The agentic governance toolkit I built to stop my agents from wrecking everything

No, you don't have to read all this. I get it, this is LONG. This page is as much for my agents as it is for you; they load it for context on the full system. If you just want the highlights, here's the TL;DR:

What	Why You Care
Hook-based enforcement across 3 platforms	Agents follow rules even when their context window "forgets" them
Over 50 enforcement scripts (Python + Bash + YAML)	Real procedural enforcement, not markdown suggestions
Nearly 50 reusable agent skills	Teach your agents once, benefit forever
Over 200 Architecture Decision Records	Persistent institutional memory that compounds over time
UEAH attribution on every artifact	You always know what was changed & why & by which agent
Per-agent sound notifications	Know which agent finished work without looking at the screen
Federation pipeline	Write rules ONCE, deploy to Cursor + Claude Code + Gemini CLI identically

The backstory

I manage cloud platforms (Google Workspace, GCP, AWS) for a large tech startup. A significant chunk of my job involves repetitive operations: managing user accounts, updating group settings, reviewing Jira tickets, checking Slack, updating Confluence documentation, composing emails, managing calendar, etc.

So I started delegating to AI agents. Cursor for orchestration & IDE work. Claude Code and Gemini CLI running in terminal sessions as parallel workers. MCP servers connecting them to Jira, Confluence, Slack, Gmail, Google Drive.

Between the combination of MCPs + CLIs, I could invest my time & cognitive energy into the things that mattered + had more impact, shifting from reactive (waiting for issues / bugs / tickets to surface) to proactive IT management.

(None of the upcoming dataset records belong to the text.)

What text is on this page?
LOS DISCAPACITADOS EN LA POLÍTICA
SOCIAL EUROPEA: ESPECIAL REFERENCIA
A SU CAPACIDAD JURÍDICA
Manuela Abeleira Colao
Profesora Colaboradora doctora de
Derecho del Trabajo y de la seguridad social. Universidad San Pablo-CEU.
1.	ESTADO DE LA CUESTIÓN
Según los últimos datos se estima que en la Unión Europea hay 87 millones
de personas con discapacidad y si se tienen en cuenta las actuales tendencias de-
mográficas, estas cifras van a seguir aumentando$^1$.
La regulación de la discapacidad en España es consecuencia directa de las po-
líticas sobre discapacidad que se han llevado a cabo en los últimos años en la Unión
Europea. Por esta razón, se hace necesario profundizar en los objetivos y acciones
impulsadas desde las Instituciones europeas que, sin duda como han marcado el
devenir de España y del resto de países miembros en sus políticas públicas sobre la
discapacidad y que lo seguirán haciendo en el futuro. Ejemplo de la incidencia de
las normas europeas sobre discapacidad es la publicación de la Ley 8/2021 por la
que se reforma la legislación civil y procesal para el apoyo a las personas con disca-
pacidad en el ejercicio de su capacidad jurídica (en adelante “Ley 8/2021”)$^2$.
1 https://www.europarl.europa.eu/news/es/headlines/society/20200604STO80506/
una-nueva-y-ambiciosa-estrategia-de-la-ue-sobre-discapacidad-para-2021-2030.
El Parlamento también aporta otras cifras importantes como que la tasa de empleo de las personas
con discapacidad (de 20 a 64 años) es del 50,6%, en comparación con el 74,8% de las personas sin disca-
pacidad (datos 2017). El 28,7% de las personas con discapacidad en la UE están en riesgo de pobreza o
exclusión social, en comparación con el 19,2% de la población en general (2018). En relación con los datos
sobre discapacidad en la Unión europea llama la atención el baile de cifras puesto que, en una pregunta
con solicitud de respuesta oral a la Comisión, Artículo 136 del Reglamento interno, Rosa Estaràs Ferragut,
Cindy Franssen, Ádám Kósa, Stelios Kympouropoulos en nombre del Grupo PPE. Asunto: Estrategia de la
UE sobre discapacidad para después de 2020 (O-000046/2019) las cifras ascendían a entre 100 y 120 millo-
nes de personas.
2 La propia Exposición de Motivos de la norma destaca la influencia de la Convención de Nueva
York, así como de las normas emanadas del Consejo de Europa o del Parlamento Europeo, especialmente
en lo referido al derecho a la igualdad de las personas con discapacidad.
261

However, that access is a loaded gun.

I didn't want to recklessly YOLO & whitelist a bunch of commands for agents without first investigating + building systems to mitigate risks. If we're setting up agents to leverage CLI commands where one bad command could be destructive to repos, I knew I had to take great care to build guardrails, restrictions, & systems to protect our IP & our SaaS platforms.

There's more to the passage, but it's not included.